Figure 15 shows the compressive strength of ground mortar stabilized with $15\%$ hydrated lime, with a water-to-binder ratio of 0.30, measured after 7 and 28 days of curing. The strength is partly provided by the pozzolanic reaction of the mortar fines and lime, as well as the granular skeleton of the ground mortar, which is thought to be a good alternative to river sand.

3.6.3. Life Cycle of the Developed Solution

Figure 16 shows the expected life cycle diagram of the developed solution. The environmental impact was decreased by minimizing the CEM ratio in the binder. The ground mortar fines show pozzolanic activity and the coarser fraction of ground mortar, with particle sizes larger than 100 µm, can be incorporated into a lime-based rendering mortar, leading to improved compression strength. These concluding remarks indicate the promising valorization potential of the following elements:

• Fines smaller than 100 µm as a partial replacement for calcined laterite, leading to further energy savings;
• Aggregates larger than 100 µm as a partial replacement for lateritic sand.

4. Conclusions

The present work demonstrated the feasibility of reusing excavation earth from Yaoundé to formulate a sustainable, low-cost rendering mortar that does not require specific equipment. A low-carbon binder was formulated using the pozzolanic activity of calcined laterite comprising reactive oxides capable of consuming the excess portlandite (which is a hydration product of Portland cement). The key findings include the following:

• Replacing $70\%$ of cement with calcined laterite yields acceptable mechanical strength in cement pastes;
• Replacing $60\%$ of cement with calcined laterite achieves the same compression strength as a 100% cement paste while maintaining similar workability.
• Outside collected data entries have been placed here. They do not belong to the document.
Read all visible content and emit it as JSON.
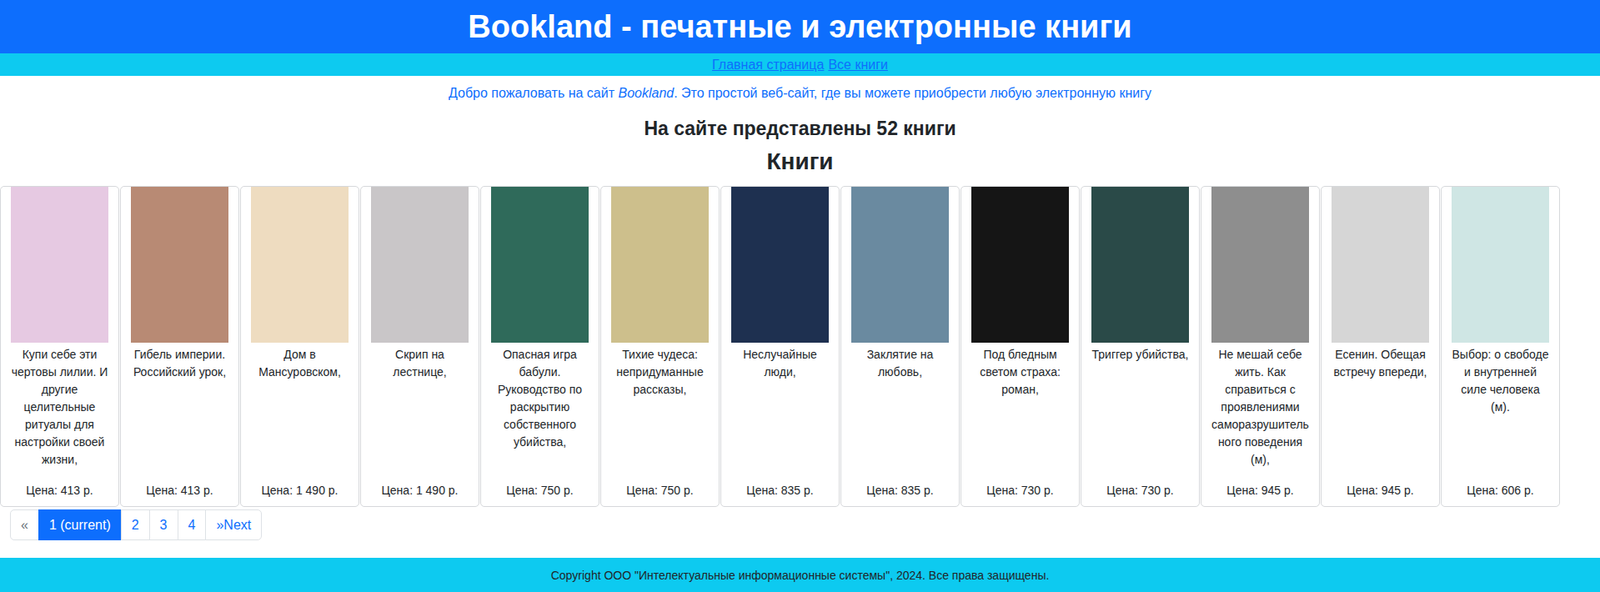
{
  "header": {
    "title": "Bookland - печатные и электронные книги"
  },
  "nav": {
    "links": [
      {
        "label": "Главная страница"
      },
      {
        "label": "Все книги"
      }
    ]
  },
  "welcome": {
    "before": "Добро пожаловать на сайт ",
    "emphasis": "Bookland",
    "after": ". Это простой веб-сайт, где вы можете приобрести любую электронную книгу"
  },
  "count_heading": "На сайте представлены 52 книги",
  "section_title": "Книги",
  "books": [
    {
      "title": "Купи себе эти чертовы лилии. И другие целительные ритуалы для настройки своей жизни,",
      "price": "Цена: 413 р.",
      "color": "#e6c9e2"
    },
    {
      "title": "Гибель империи. Российский урок,",
      "price": "Цена: 413 р.",
      "color": "#b88a74"
    },
    {
      "title": "Дом в Мансуровском,",
      "price": "Цена: 1 490 р.",
      "color": "#eedcc0"
    },
    {
      "title": "Скрип на лестнице,",
      "price": "Цена: 1 490 р.",
      "color": "#c9c6c8"
    },
    {
      "title": "Опасная игра бабули. Руководство по раскрытию собственного убийства,",
      "price": "Цена: 750 р.",
      "color": "#2f6a5a"
    },
    {
      "title": "Тихие чудеса: непридуманные рассказы,",
      "price": "Цена: 750 р.",
      "color": "#cdbf8c"
    },
    {
      "title": "Неслучайные люди,",
      "price": "Цена: 835 р.",
      "color": "#1e3050"
    },
    {
      "title": "Заклятие на любовь,",
      "price": "Цена: 835 р.",
      "color": "#6a8aa0"
    },
    {
      "title": "Под бледным светом страха: роман,",
      "price": "Цена: 730 р.",
      "color": "#151515"
    },
    {
      "title": "Триггер убийства,",
      "price": "Цена: 730 р.",
      "color": "#2a4a48"
    },
    {
      "title": "Не мешай себе жить. Как справиться с проявлениями саморазрушительного поведения (м),",
      "price": "Цена: 945 р.",
      "color": "#8e8e8e"
    },
    {
      "title": "Есенин. Обещая встречу впереди,",
      "price": "Цена: 945 р.",
      "color": "#d6d6d6"
    },
    {
      "title": "Выбор: о свободе и внутренней силе человека (м).",
      "price": "Цена: 606 р.",
      "color": "#cfe6e4"
    }
  ],
  "pagination": [
    {
      "label": "«",
      "selected": false,
      "disabled": true
    },
    {
      "label": "1 (current)",
      "selected": true,
      "disabled": false
    },
    {
      "label": "2",
      "selected": false,
      "disabled": false
    },
    {
      "label": "3",
      "selected": false,
      "disabled": false
    },
    {
      "label": "4",
      "selected": false,
      "disabled": false
    },
    {
      "label": "»Next",
      "selected": false,
      "disabled": false
    }
  ],
  "footer": {
    "text": "Copyright ООО \"Интелектуальные информационные системы\", 2024. Все права защищены."
  }
}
Lateritic sand mortars with a binder formulation containing 40% cement were assessed. They are promising in terms of mechanical strength and water resistance:

• At similar workability, mortars composed of laterite sand and the CEM/CL blend have equivalent compressive strength to the binder composed of only cement.
• The higher the fine content, the lower the absorption according to the capillarity coefficient due to the formation of larger capillary voids.
• Regardless of the fine content in the laterite sand, the mortars were classified as W2 according to capillary water absorption tests.

To close the life cycle loop of the mortar formulation developed in this study, the potential reuse of the ground mortar was assessed:

• Mortar fines are pozzolanic and can enter the binder formulation developed here as a partial replacement of the calcined laterite, leading to further energy savings;
• Larger particles have the ability to substitute laterite sand in the developed rendering mortar or in equivalent mortars.
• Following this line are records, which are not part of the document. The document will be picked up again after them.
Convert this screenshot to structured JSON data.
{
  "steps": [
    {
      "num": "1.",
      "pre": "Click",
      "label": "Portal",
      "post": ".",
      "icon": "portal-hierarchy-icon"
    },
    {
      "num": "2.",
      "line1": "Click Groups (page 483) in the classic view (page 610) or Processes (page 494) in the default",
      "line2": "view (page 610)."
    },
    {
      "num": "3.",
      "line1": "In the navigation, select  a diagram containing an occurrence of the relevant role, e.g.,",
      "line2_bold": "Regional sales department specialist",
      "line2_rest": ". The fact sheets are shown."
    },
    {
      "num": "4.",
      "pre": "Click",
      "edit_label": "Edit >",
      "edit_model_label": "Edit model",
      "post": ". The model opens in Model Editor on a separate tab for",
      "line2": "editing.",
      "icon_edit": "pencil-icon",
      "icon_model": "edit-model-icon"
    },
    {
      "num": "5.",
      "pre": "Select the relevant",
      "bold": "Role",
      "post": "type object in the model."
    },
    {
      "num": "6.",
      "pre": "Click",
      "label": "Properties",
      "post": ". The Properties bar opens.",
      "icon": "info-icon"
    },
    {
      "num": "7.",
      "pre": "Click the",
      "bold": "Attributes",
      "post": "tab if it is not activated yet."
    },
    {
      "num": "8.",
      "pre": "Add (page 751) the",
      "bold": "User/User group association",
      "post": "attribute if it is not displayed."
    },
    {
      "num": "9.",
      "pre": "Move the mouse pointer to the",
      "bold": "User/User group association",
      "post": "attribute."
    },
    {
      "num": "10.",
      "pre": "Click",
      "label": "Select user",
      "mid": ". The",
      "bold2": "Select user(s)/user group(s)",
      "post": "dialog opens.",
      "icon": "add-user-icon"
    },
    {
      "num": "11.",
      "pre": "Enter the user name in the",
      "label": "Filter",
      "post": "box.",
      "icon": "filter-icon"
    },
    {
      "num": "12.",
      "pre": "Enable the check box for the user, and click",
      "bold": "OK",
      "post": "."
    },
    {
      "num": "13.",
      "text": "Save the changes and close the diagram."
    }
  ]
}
The following recommendations and limitations are indicated for future work:

• A long-term durability analysis, including abrasion tests, adhesion tests, and dry–wet cycles.
• Evaluate the mortar’s effectiveness in protecting laterite CEBs. Although one laterite CEB sample was tested in this study, the authors recommend systematic testing of water absorption in both stabilized and unstabilized CEBs rendered with the developed mortar. If applicable, the minimal stabilization ratio should be determined to fulfill the local standard requirements in terms of water absorption, which includes the maximum water absorption with an immersion rate of 10% [19].
• The minimal thickness of the rendering, which ensures the local standard requirements in terms of water resistance, should be assessed—the authors have successfully tested 1cm thickness rendering on one CEB sample.
• Conduct an economic and environmental assessment of the proposed low-carbon rendering mortar in comparison to traditional internal CEB stabilization methods and other local building systems used in Yaoundé.